1 сентября к "Святому Павлу" подгребла министерская шлюпка. Ушаков опустился в нее, тут его встретил уже знакомый адмиралтейский драгоман.

- Ждут вас на осмотр турецкого флота близ султанского дворца. Сам командующий хочет принять.

Ушаков кивнул и заторопился, забыл отдать распоряжение, чтобы его сопровождала русская шлюпка с адмиральским флагом.
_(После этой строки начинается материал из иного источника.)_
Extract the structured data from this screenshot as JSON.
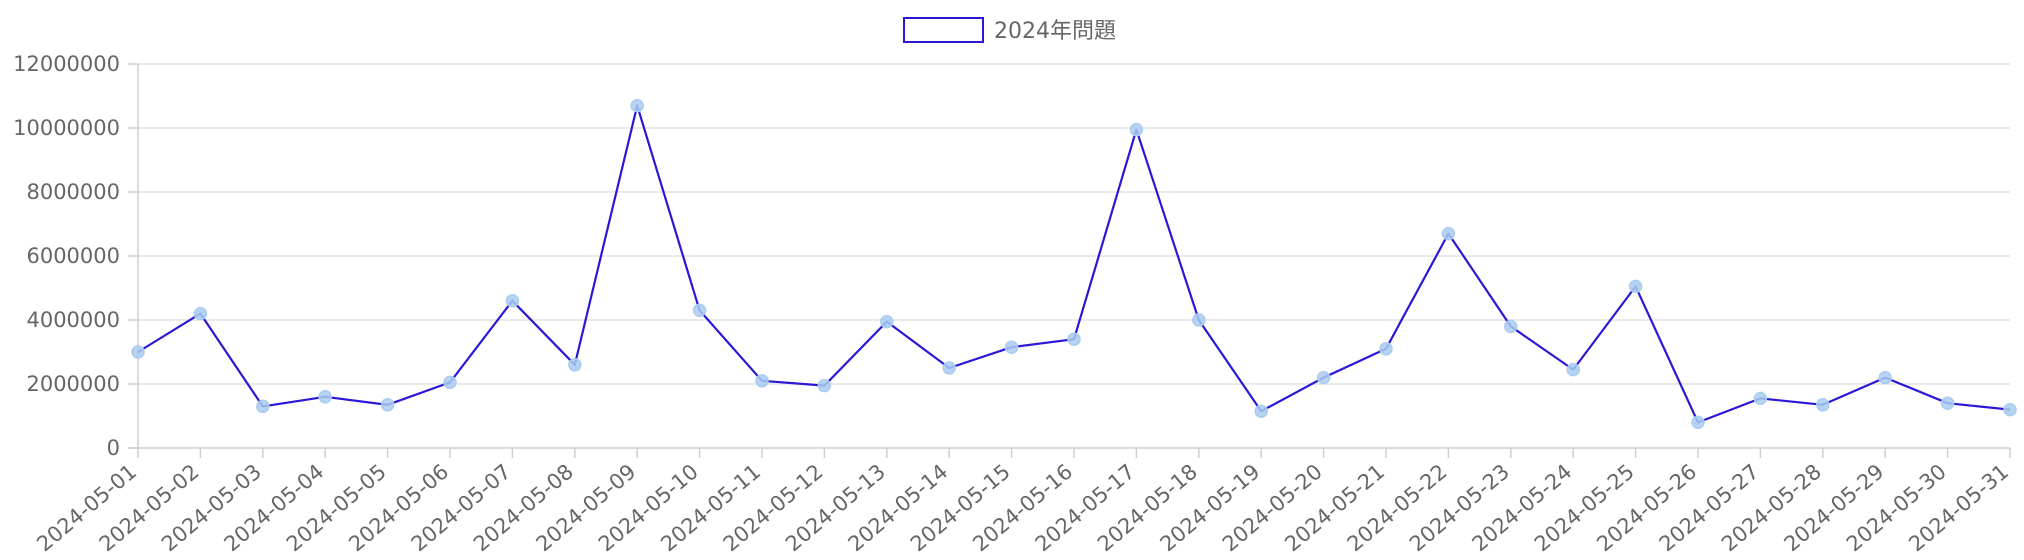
{
  "chart_data": {
    "type": "line",
    "legend": {
      "label": "2024年問題",
      "position": "top"
    },
    "x": [
      "2024-05-01",
      "2024-05-02",
      "2024-05-03",
      "2024-05-04",
      "2024-05-05",
      "2024-05-06",
      "2024-05-07",
      "2024-05-08",
      "2024-05-09",
      "2024-05-10",
      "2024-05-11",
      "2024-05-12",
      "2024-05-13",
      "2024-05-14",
      "2024-05-15",
      "2024-05-16",
      "2024-05-17",
      "2024-05-18",
      "2024-05-19",
      "2024-05-20",
      "2024-05-21",
      "2024-05-22",
      "2024-05-23",
      "2024-05-24",
      "2024-05-25",
      "2024-05-26",
      "2024-05-27",
      "2024-05-28",
      "2024-05-29",
      "2024-05-30",
      "2024-05-31"
    ],
    "series": [
      {
        "name": "2024年問題",
        "color": "#2a17d8",
        "point_color": "#a9cdf0",
        "values": [
          3000000,
          4200000,
          1300000,
          1600000,
          1350000,
          2050000,
          4600000,
          2600000,
          10700000,
          4300000,
          2100000,
          1950000,
          3950000,
          2500000,
          3150000,
          3400000,
          9950000,
          4000000,
          1150000,
          2200000,
          3100000,
          6700000,
          3800000,
          2450000,
          5050000,
          800000,
          1550000,
          1350000,
          2200000,
          1400000,
          1200000
        ]
      }
    ],
    "y_ticks": [
      "0",
      "2000000",
      "4000000",
      "6000000",
      "8000000",
      "10000000",
      "12000000"
    ],
    "ylim": [
      0,
      12000000
    ],
    "grid": true
  }
}
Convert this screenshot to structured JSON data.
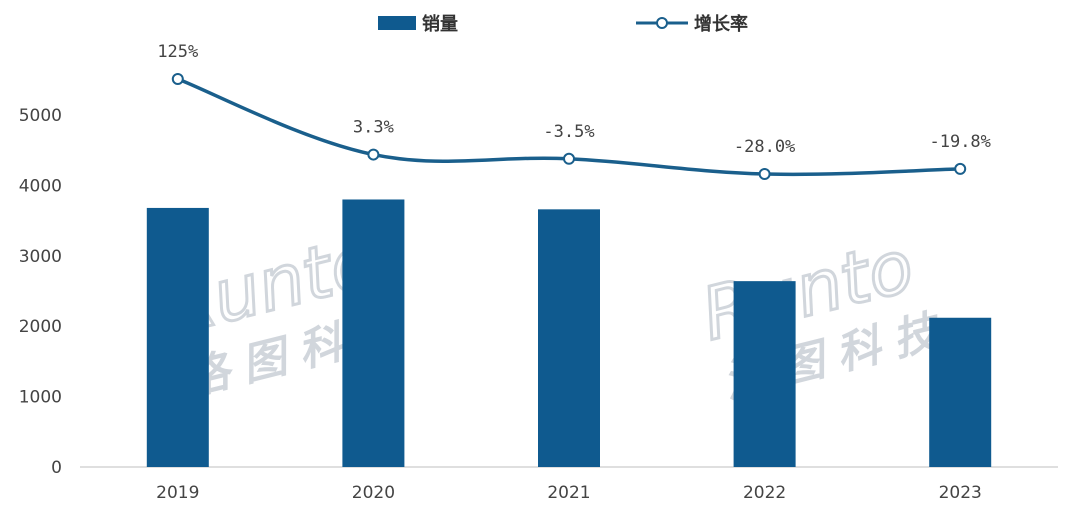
{
  "legend": {
    "bar_label": "销量",
    "line_label": "增长率"
  },
  "watermark": {
    "latin": "Runto",
    "cjk": "洛图科技"
  },
  "colors": {
    "bar": "#0f5a8f",
    "line": "#1a5f8c",
    "axis": "#bfbfbf"
  },
  "chart_data": {
    "type": "bar",
    "categories": [
      "2019",
      "2020",
      "2021",
      "2022",
      "2023"
    ],
    "ylim": [
      0,
      5000
    ],
    "yticks": [
      0,
      1000,
      2000,
      3000,
      4000,
      5000
    ],
    "series": [
      {
        "name": "销量",
        "type": "bar",
        "values": [
          3680,
          3800,
          3660,
          2640,
          2120
        ]
      },
      {
        "name": "增长率",
        "type": "line",
        "values": [
          125,
          3.3,
          -3.5,
          -28.0,
          -19.8
        ],
        "labels": [
          "125%",
          "3.3%",
          "-3.5%",
          "-28.0%",
          "-19.8%"
        ]
      }
    ]
  }
}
Турецкий адмирал встретил Ушакова вежливо, но глаза все время опускал, чувствовалось, что ему непривычно общаться с тем, кто вчера был врагом. Федор Федорович тоже напрягся. Разговор не получался. Пошли смотреть артиллерийские учения. Турки стреляли споро, вполне прилично. Он их похвалил, и адмирал турецкий как-то оттаял, зарадовался, стал заглядывать в глаза Ушакову, спросил: "А что не понравилось?" Федор Федорович заметил, что ядра отлиты плохо, подходят к пушкам меньшего размера. Турок с досадой развел руками. "Говорит, что с ядрами непорядок. Скоро заменит их новыми,- перевел драгоман.- А господин адмирал зоркий глаз имеет. Благодарим за подсказку". Ушаков приготовился покинуть корабль, увидел, что турки засуетились у орудий. Салют будет! Насупился - шлюпку-то с флагом своим не взял. "Негоже салютовать безлошадному". Турок заупрямился. "То есть султанская воля. Всесильный и сиятельный просил оказывать русскому адмиралу всяческие почести". Ушаков настаивал, но турок был непреклонен: "Салют!"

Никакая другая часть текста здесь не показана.